Of the 10 banks, four were state owned commercial banks, two state owned specialized banks, three private commercial banks, and one foreign commercial bank
Only 10 banks out of 60 in the country hold 63% of all non-performing loans (NPLs) in Bangladesh, says a Bangladesh Bank (BB) report.
The report, "Financial Stability Report-2019", was unveiled by the central bank on Monday.
Of the 10 banks, four were state owned commercial banks, two state owned specialized banks, three private commercial banks, and one foreign commercial bank.
The report, however, did not mention the names of the banks.
Among the banks, the top five held 45.8% of NPLs, it added.
The report also mentioned that the NPL concentration remained high, with 28% of the NPLs in the trade and commerce sector, though the sector received only 21.9% of the total loans.
The report also said that the high gross NPL ratio of 19.7% in the shipbuilding and ship breaking sectors remained another major concern.
According to the BB, default loans stood at Tk94,313 crore at the end of 2019.
Zahid Hussain, former lead economist of the World Bank’s Bangladesh Office, blamed lack of good governance, corruption, political interference in approving loans, and a culture of impunity for the endless and soaring defaulted loans.
“Not only in the trade, commerce, and shipbuilding sectors: willful defaulters are present in all sectors,” he told Dhaka Tribune.
Economists suggested the government should take strict action against such defaulters.
The coronavirus pandemic had a negative impact on the country’s overall economy as well as the banking sector, said the report, also warning that the crisis may intensify soon.
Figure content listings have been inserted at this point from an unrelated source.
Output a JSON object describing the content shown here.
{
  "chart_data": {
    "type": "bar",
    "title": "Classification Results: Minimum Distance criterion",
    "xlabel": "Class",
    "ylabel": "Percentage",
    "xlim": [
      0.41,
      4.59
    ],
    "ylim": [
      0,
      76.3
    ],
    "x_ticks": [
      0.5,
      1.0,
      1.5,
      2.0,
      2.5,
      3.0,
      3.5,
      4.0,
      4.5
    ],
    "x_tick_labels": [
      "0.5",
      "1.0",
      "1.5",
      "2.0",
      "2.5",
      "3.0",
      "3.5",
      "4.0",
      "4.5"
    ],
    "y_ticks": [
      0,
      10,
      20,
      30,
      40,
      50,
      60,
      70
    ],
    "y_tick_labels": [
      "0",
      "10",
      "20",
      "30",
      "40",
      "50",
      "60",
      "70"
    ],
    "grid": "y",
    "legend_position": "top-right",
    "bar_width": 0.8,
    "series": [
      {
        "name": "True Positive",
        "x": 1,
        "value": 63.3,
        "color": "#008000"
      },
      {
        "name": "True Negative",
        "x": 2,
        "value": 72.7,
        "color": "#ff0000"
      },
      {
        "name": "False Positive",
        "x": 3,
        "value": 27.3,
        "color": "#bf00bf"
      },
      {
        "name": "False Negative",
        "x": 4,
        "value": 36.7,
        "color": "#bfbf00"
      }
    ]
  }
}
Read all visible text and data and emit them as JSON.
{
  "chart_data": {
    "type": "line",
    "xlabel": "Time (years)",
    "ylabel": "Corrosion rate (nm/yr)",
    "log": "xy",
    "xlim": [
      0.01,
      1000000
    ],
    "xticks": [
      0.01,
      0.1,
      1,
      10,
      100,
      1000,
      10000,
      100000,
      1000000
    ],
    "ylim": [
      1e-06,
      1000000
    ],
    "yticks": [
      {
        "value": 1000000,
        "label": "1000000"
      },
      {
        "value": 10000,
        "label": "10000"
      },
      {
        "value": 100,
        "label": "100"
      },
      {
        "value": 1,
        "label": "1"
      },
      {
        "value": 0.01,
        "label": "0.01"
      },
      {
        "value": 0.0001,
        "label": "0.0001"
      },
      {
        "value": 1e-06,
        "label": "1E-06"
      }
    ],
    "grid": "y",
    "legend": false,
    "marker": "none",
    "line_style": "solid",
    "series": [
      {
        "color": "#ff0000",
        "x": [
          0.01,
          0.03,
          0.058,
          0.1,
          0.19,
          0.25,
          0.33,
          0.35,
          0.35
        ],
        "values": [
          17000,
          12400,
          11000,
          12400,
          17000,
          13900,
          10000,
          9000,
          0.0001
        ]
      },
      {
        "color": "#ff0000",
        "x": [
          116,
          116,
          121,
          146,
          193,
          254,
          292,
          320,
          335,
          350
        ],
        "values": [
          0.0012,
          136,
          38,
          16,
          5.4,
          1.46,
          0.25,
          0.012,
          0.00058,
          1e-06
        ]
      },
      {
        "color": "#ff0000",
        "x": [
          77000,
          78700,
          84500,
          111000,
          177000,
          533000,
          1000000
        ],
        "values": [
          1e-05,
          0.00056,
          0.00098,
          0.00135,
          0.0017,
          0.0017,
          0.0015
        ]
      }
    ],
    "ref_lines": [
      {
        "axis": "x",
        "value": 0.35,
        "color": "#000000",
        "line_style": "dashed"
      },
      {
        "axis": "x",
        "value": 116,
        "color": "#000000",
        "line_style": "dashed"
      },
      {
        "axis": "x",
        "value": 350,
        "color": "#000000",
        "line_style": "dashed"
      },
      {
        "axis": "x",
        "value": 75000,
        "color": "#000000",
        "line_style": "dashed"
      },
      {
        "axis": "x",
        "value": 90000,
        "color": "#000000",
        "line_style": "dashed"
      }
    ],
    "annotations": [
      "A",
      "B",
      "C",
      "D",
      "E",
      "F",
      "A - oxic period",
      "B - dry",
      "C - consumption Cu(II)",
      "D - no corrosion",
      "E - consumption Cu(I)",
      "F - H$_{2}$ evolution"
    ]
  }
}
However, the central bank, it reads, has taken several initiatives to reduce the crisis.
The report said that the capital to risk-weighted assets ratio (CRAR) of the banking industry stood at 11.6% at end-December 2019, which was 10.5% at the end of December 2018. However, the country’s banking sector maintained the lowest CRAR in 2019 relative to neighboring countries (India, Pakistan and Sri lanka), it said.
The banking sector’s assets reached Tk16,288.7 billion in calendar year (CY)19, registering a moderate growth of 11.8 % from that of CY18.
Among the different banking clusters, private commercial banks and state owned specialized banks had higher asset growth compared to CY18 while the rate of growth slowed down in state owned commercial banks and foreign commercial banks, as per the report.